Danielle (Katharina Daue) is searching for her brother whom she hasn’t seen in several months. She visits his apartment but can’t find any clues. She then starts canvassing the area and stops in to a few local watering holes to see if he’s been there. At one bar she meets Theo (Steve McCallister) who had been hanging out with her brother recently. Theo tries to help Danielle, so he brings her around to a number of people who he knew including Walt (Ed Ericsson), an odd sort of person who’s building a strange device. Danielle also meets Alana (Darlene Coleman) a bookshop owner who espouses strange theories about the lost continent of Atlantis. Danielle doesn’t believe in some of the strange theories that Theo, Walt and Alana do, however, as she begins to dig deeper, she slowly begins to realize that there’s an element of truth to what they are telling her.
“One Minute/60 Seconds” is the first full length feature film from writer/director Mark Zampella (“The Half Twin”, “Singer”) and it’s an existential fantasy about Danielle’s acceptance of an alternate universe. When she initially starts to question everyone, Danielle is a realist who doesn’t believe in any of the bizarre theories espoused by Theo, Walt, Jim (Michael Miller) and Alana. It’s only when the truths she has believed in all of her life fail to help her find her brother, does she begin to seriously consider alternative reality theories as a way of locating him.
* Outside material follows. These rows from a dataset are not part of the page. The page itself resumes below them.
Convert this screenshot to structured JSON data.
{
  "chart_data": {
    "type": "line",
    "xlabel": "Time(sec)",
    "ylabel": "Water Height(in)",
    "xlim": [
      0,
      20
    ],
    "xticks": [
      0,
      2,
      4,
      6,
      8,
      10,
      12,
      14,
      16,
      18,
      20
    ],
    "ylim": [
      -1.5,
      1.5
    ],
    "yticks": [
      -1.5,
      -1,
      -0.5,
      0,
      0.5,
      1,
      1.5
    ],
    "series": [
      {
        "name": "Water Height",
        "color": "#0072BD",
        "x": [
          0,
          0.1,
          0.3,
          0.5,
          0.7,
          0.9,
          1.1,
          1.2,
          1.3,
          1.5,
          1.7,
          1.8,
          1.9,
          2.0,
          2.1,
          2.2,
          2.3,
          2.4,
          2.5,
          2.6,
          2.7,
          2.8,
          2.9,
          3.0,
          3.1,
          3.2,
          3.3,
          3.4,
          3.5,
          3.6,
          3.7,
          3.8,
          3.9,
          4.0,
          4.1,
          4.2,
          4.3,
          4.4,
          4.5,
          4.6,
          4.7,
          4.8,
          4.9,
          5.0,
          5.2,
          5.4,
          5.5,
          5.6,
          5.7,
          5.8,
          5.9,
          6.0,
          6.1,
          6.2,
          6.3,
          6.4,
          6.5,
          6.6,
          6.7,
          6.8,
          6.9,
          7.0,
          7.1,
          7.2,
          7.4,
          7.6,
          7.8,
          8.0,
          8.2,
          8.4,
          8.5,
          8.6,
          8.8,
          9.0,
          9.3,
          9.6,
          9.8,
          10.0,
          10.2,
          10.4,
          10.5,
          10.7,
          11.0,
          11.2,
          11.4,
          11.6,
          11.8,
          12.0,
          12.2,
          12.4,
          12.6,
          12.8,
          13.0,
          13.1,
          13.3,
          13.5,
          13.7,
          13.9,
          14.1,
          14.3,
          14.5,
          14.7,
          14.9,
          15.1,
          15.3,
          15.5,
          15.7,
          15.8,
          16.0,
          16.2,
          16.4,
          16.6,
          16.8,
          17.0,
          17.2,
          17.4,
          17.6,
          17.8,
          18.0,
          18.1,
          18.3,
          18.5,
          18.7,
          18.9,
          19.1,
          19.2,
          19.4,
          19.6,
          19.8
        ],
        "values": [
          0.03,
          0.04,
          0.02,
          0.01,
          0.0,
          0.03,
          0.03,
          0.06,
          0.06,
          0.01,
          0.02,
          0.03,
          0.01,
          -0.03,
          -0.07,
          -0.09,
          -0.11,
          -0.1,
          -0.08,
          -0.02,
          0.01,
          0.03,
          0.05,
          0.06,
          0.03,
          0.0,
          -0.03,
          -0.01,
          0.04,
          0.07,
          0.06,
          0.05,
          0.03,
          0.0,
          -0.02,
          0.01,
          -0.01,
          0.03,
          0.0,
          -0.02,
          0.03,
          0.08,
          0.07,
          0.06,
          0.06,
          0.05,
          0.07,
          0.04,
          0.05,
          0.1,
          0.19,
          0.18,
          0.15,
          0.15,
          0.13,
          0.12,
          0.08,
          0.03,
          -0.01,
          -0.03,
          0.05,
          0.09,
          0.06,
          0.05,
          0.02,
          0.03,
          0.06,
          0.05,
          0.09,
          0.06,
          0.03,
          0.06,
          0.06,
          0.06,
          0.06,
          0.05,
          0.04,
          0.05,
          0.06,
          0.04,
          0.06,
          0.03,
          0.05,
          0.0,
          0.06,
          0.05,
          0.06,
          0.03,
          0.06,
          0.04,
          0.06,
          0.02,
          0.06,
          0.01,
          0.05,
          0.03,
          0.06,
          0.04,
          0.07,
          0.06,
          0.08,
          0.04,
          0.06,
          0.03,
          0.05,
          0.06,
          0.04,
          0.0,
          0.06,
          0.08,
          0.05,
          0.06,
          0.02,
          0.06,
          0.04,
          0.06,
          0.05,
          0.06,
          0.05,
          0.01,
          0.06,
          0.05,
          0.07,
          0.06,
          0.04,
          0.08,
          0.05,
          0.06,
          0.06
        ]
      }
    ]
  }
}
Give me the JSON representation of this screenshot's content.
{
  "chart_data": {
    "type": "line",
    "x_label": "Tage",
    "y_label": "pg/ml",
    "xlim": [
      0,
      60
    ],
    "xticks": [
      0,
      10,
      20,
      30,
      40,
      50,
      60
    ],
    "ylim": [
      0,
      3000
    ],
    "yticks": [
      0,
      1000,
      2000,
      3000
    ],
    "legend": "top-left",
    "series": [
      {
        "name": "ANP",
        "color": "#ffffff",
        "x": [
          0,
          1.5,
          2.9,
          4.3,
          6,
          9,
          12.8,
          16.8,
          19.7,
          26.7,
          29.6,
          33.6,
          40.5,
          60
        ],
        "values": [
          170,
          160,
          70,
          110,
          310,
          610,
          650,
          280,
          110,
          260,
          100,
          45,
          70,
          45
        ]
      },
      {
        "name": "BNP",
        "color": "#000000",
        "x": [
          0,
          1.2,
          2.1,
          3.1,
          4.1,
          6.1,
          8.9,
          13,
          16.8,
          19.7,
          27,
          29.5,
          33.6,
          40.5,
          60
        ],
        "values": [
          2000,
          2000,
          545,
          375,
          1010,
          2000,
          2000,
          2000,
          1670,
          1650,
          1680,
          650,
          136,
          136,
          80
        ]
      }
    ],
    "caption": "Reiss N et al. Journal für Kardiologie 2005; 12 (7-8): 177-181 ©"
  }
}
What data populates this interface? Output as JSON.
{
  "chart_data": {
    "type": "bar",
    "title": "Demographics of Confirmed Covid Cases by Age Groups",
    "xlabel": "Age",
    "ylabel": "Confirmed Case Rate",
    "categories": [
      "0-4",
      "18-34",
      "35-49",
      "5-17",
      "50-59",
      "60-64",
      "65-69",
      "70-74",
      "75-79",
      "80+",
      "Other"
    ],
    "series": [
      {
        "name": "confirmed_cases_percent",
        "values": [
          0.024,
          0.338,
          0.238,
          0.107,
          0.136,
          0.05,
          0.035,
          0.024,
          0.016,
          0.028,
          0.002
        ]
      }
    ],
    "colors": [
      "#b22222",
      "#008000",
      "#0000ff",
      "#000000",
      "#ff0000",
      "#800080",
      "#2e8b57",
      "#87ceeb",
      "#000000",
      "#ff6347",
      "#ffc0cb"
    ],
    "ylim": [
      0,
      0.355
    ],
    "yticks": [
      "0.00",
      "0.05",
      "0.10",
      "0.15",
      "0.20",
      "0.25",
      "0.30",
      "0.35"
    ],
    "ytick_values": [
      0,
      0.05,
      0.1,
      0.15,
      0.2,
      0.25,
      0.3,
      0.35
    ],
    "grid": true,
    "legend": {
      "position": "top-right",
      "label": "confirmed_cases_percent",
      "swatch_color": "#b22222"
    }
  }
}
Zampella starts with a solid premise but then slows the film’s pace down to a crawl with scene after scene of exposition as Theo and his friends argue about alternative scientific theories such as that the earth is flat and that there is no gravity. It takes almost a full hour before Danielle finds a clue that puts her on her brother’s trail. By this point the film has become disjointed and uninteresting.
Another problem is that the character of Danielle’s brother is totally uninteresting. We’re told very little about their relationship and why it’s so important for Danielle to find him. This lack of urgency further slackens the film’s pace and hurts its dramatic impact.
I must admit that I did enjoy the antics of Theo, Walt and Jim as they discussed various different theories. They reminded me a lot of The Lone Gunmen from the old “X-Files” TV show. However, the group should have been presented more like the Three Musketeers with an all-for-one and one-for-all mantra. All they do is talk, which is a letdown.
“One Minute/60 Seconds” wants to say something important about our perception of reality, but it tells its story in a rambling and dull manner. I believe that this would have made a fine 30 minute short film, but in its current form it loses its drives shortly after it begins.